Databaseless Data Processing with EclipseStore and WebSphere Liberty InstantOn

Track: JakartaEE
Abstract
More and more companies and organizations are using AI, ML, VR and big data in the cloud. 3 factors are most critical for all of them: high performance, low data storage costs, and simple, fast and cost-efficient implementation and maintenance. Traditional databases and persistence frameworks worked well so far, however for the beginning AI age they are too slow, implementing is complex, and databases are too expensive in the cloud. That's why many innovative companies such as online banks or gaming companies have built their individual high-performance systems with pure Java with high effort to meet their requirements. Now, with EclipseStore there is a leight-weight and easy to use framework. EclipseStore enables databaseless high-performance in-memory data processing for modern cloud-native Java applications and microservices. It lets you store any Java object graph of any size and complexity seamlessly into any cloud binary data storage. Users benefit from ultra-fast in-memory data processing, up to 1000x faster queries, up to 99% cloud database cost savings, and unrivaled simplicity. WebSphere Liberty InstantOn enables EclipseStore cluster nodes starting in milliseconds without the need for using GraalVM native images.
Markus Kett
Markus and his teams have been working on IDE tools for Java and database development, as well as various open-source projects for 20 years.
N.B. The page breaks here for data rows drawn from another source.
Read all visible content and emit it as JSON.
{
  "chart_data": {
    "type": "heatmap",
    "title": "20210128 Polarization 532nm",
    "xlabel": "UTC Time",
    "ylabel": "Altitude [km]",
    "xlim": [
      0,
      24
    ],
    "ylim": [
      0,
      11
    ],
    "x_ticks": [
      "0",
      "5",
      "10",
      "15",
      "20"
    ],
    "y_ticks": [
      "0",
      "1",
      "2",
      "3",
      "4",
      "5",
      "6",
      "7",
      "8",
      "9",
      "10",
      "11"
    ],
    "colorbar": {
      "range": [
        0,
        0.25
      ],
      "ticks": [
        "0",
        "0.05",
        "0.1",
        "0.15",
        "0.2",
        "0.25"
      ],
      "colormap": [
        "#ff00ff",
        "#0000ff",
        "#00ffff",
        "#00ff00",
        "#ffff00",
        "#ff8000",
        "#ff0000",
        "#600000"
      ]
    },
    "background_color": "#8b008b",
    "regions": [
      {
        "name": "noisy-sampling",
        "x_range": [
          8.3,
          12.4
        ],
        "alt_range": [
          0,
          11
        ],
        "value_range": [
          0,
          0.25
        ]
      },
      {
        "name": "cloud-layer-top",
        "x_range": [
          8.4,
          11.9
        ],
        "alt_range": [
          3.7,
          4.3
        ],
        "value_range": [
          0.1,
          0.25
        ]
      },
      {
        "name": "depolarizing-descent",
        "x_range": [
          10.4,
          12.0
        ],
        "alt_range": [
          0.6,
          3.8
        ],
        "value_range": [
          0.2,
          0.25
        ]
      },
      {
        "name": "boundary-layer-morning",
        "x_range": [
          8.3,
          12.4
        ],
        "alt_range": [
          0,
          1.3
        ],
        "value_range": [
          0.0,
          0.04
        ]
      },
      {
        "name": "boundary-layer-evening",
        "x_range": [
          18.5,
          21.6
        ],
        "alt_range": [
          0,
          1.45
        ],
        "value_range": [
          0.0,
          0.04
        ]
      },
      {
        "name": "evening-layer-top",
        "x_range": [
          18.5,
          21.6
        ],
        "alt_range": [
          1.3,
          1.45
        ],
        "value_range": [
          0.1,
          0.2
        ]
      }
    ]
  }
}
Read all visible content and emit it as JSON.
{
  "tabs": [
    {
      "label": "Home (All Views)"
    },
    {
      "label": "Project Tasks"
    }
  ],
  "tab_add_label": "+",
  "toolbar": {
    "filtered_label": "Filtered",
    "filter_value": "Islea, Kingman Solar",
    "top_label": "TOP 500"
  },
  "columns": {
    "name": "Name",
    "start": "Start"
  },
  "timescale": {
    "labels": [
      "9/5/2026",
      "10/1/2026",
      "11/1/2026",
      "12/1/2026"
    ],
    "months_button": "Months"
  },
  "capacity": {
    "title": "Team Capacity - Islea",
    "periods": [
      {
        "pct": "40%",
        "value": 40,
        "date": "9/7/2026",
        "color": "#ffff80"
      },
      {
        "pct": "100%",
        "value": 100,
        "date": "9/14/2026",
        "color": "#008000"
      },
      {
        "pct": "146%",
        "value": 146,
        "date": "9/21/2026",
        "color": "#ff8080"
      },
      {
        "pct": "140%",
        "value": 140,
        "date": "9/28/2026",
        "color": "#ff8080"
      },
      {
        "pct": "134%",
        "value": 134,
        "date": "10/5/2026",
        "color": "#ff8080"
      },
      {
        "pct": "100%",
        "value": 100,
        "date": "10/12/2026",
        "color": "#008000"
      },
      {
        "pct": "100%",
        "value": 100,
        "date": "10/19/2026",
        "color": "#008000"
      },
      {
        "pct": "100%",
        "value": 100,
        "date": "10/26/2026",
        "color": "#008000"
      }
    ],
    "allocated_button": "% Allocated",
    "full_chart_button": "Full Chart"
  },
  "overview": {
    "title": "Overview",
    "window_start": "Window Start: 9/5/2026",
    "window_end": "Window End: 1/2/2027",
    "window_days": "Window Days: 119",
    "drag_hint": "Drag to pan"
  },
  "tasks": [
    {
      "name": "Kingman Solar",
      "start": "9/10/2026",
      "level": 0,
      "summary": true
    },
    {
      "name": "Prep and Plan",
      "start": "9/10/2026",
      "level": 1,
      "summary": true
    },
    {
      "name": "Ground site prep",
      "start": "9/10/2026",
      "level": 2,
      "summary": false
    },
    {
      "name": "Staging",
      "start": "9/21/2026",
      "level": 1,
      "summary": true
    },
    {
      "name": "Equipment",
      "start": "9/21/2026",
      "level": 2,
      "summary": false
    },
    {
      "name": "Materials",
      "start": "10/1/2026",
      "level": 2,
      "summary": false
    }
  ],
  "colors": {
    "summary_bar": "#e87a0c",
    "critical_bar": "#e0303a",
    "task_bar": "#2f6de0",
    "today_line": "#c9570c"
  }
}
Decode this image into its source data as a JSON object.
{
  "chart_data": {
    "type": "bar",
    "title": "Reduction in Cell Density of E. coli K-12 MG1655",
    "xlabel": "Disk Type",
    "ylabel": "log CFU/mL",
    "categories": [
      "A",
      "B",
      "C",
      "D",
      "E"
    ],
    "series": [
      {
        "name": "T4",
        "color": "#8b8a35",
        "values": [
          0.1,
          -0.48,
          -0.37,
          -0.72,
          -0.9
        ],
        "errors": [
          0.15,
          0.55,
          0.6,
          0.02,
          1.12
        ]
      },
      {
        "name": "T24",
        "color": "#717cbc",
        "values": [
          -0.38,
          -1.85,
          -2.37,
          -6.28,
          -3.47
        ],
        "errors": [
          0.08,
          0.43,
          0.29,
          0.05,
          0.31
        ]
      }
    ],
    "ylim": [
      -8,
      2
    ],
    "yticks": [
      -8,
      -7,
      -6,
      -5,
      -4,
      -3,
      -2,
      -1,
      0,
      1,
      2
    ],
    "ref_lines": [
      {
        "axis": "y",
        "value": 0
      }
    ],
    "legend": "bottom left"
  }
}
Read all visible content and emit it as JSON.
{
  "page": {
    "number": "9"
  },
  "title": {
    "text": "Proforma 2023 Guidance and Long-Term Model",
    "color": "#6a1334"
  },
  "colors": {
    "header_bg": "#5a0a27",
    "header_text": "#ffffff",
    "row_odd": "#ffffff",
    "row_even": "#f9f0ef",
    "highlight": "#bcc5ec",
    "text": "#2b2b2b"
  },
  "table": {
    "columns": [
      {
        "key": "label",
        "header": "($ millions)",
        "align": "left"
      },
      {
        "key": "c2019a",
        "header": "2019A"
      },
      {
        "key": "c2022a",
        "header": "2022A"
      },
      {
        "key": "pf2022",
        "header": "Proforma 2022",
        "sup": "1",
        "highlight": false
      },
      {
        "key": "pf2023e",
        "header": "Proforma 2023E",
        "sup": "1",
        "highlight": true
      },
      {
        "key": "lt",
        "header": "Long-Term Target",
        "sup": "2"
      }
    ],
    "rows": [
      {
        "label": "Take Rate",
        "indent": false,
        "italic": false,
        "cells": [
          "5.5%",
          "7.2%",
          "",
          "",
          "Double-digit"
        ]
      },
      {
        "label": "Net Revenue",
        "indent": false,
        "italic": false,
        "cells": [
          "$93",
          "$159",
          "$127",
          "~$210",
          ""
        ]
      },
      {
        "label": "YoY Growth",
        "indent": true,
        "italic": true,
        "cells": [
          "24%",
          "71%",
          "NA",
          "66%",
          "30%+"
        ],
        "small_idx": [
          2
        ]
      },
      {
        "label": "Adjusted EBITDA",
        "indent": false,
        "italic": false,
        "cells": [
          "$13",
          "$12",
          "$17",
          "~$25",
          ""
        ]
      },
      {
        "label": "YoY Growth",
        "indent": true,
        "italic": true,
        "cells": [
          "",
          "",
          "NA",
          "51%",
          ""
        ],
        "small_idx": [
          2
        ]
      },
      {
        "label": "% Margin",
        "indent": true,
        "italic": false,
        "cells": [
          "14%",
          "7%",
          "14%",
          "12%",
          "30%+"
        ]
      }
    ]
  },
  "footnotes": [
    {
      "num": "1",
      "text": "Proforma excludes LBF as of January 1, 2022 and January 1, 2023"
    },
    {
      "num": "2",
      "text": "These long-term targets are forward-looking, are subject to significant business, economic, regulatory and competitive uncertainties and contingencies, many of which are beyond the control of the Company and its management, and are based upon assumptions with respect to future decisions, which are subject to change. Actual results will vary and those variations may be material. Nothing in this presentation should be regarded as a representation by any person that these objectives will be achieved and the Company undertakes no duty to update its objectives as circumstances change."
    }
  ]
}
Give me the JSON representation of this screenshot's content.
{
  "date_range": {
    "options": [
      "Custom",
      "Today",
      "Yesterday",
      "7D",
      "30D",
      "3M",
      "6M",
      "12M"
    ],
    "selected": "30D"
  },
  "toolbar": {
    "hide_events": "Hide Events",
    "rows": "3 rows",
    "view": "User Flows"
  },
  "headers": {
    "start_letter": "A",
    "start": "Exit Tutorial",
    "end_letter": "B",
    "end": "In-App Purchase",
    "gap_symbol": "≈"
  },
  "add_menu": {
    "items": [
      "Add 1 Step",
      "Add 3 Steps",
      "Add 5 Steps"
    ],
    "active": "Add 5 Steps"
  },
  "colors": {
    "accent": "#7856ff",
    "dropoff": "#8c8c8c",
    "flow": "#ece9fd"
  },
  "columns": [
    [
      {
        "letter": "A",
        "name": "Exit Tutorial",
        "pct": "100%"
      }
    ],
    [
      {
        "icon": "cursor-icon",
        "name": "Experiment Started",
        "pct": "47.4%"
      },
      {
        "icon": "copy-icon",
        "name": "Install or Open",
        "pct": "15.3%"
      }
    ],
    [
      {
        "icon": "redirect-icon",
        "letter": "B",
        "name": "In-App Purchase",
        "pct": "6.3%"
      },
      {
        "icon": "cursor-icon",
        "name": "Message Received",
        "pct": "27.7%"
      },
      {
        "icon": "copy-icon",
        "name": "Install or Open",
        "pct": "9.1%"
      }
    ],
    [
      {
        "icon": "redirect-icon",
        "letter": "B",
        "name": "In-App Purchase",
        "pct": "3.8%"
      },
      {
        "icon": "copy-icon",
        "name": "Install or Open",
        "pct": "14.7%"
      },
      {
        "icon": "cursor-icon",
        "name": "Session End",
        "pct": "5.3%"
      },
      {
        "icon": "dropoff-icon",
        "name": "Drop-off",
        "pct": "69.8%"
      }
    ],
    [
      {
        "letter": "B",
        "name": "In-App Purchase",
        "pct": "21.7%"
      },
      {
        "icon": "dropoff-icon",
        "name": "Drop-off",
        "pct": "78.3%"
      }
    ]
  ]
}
Markus is CEO and co-founder of MicroStream, the company behind the Eclipse open-source projects EclipseStore, Eclipse Serializer, and RapidClipse IDE. He is also the editor-in-chief for the free JAVAPRO magazine in Germany and the founder and co-organizer of the Java community conference series JCON. He is an independent editor for several magazines, and a speaker at numerous international developer conferences, user groups, and meetups.
Mark Stoodley
Mark joined the IBM Markham lab in 2002 after graduating from the University of Toronto with a Ph.D. focusing on the field of computer engineering. He spent his entire IBM career in the Runtime Technologies (formerly Java Technology Center) team developing, testing, servicing, and now architecting Just-In-Time (JIT) compilers. Mark led the J9 Java Virtual Machine team through the effort to significantly refactor and then to contribute millions of lines of J9 source code to two open projects : Eclipse OMR and Eclipse OpenJ9. Following this successful effort, he became the Chief Architect for IBM Java, leading a global team that builds, innovates in, and services the IBM Semeru Runtime (JDK) for thousands of Java-based products and cloud services used by small, medium, large, and huge companies spanning all sectors of the IT industry.